In the above metrics, we choose the **tomcatv** benchmark due to its length and multitude of L2 cache misses, resulting in random evictions at the L2 level, which allows us to assess the impact of set associativity on energy and time consumption.

Among the different benchmarks, it is hard to determine which trends may be significant as a result of the difference in L2 random eviction - many of the results are very close together, and as indicated by this post, some benchmarks may not entail a significant amount of writeback to DRAM. For the given tomcatv benchmark, as well as many other benchmarks, we notice a downward trend in energy and time consumption with increasing set associativity.
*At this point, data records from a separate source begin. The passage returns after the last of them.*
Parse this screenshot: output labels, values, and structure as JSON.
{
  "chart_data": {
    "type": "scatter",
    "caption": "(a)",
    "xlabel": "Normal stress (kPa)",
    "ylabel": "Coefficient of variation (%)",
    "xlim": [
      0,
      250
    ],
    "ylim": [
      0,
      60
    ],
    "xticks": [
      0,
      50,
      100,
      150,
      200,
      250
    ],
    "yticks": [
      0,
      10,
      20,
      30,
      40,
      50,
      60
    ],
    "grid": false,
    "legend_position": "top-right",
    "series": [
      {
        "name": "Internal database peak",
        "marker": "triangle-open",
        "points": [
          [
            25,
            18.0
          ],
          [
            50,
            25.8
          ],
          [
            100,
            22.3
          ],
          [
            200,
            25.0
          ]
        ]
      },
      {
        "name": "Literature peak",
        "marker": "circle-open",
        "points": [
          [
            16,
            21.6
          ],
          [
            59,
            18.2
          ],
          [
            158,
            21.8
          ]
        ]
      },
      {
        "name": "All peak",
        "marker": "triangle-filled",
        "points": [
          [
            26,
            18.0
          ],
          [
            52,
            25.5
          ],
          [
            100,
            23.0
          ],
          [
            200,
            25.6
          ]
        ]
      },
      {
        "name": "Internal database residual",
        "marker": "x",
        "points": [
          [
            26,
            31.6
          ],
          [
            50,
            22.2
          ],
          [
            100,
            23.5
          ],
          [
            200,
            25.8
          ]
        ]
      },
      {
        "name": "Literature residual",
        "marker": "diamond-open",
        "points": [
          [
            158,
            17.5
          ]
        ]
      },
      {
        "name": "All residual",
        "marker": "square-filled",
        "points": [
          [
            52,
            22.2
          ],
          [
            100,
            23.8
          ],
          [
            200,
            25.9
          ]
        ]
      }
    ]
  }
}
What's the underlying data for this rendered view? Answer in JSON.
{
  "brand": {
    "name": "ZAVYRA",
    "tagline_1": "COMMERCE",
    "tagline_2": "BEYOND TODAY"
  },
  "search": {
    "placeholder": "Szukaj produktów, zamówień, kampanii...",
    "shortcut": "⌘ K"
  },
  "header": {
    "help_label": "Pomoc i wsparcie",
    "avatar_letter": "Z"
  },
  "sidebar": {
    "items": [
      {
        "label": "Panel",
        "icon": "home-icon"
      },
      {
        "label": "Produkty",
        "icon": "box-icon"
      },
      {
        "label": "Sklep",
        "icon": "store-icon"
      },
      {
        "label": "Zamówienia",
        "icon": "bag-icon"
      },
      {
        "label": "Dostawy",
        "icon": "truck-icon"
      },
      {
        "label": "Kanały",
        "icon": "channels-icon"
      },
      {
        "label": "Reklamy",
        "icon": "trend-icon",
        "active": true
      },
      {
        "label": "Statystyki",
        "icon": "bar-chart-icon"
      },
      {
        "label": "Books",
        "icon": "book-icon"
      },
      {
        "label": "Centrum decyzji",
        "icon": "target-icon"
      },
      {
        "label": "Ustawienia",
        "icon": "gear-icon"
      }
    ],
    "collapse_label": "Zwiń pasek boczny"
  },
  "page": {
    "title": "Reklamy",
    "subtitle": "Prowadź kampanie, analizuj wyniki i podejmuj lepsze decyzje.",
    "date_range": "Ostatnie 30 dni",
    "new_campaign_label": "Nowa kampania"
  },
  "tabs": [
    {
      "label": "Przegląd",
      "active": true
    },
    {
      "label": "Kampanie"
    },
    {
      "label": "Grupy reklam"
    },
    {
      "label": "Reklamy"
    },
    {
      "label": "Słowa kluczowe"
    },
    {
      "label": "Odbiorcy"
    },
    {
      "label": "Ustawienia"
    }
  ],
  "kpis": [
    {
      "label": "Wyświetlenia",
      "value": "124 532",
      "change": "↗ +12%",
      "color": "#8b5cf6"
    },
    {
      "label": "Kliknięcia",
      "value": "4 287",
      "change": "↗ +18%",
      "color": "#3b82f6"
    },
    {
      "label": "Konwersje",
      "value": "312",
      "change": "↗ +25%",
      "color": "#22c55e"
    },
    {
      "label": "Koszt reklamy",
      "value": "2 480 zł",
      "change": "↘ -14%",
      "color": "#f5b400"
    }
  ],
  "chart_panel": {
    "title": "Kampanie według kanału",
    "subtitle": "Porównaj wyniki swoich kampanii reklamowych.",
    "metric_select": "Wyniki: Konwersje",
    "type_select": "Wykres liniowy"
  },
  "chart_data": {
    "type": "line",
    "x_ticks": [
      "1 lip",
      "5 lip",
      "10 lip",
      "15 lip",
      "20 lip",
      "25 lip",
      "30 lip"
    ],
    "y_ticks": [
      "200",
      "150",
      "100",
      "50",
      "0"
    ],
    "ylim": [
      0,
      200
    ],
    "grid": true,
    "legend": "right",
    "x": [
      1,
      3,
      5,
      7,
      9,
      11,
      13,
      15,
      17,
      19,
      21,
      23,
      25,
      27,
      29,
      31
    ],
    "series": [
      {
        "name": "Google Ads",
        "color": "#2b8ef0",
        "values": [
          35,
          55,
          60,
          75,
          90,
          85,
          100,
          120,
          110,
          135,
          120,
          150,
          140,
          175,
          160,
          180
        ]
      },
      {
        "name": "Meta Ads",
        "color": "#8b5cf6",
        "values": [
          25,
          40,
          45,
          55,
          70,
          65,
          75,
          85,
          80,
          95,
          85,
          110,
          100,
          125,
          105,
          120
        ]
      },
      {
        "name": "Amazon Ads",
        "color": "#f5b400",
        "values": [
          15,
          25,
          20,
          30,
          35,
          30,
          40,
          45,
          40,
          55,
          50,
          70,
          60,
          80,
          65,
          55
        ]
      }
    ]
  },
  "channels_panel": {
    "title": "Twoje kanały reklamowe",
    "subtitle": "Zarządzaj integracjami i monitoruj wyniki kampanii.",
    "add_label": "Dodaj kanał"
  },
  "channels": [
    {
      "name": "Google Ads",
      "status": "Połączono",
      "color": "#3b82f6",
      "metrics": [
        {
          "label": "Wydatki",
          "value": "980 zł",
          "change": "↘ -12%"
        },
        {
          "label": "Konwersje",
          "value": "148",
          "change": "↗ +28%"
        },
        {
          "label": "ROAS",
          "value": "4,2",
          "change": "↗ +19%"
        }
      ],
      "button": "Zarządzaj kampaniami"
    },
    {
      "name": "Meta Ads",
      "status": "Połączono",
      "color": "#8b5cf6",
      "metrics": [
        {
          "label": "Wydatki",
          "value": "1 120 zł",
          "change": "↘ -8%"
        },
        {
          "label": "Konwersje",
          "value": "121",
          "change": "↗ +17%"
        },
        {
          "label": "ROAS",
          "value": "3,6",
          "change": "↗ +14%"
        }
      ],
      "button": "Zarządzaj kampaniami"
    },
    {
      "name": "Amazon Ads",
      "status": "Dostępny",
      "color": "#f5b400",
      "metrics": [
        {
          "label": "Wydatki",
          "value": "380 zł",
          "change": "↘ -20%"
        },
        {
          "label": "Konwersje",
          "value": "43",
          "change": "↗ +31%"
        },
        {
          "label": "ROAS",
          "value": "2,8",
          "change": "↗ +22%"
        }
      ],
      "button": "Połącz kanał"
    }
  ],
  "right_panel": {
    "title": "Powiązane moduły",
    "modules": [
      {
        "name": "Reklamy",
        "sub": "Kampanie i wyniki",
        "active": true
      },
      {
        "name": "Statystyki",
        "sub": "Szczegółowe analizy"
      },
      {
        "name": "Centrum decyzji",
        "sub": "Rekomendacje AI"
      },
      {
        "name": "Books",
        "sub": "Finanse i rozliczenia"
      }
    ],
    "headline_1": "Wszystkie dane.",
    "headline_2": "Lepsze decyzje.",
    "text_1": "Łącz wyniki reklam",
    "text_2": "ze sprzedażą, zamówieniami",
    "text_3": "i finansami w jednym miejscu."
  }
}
This generally makes sense given the context of our energy and time consumption calculations, since higher set associativities allow data to be more flexibly placed in sets, resulting in less cache misses and subsequently, less accesses to DRAM for these benchmark operation sets. However, we also notice a trend of higher energy and time consumption with increasing set associativity for some benchmarks, such as compress and hydro2d. We suspect that these trends may be a result of higher set associativities grouping indices together in the same set, where random L2 evictions may affect operations that have close addresses more than they would in a direct mapped cache (especially since we use random eviction rather than an adaptive algorithm like LRU).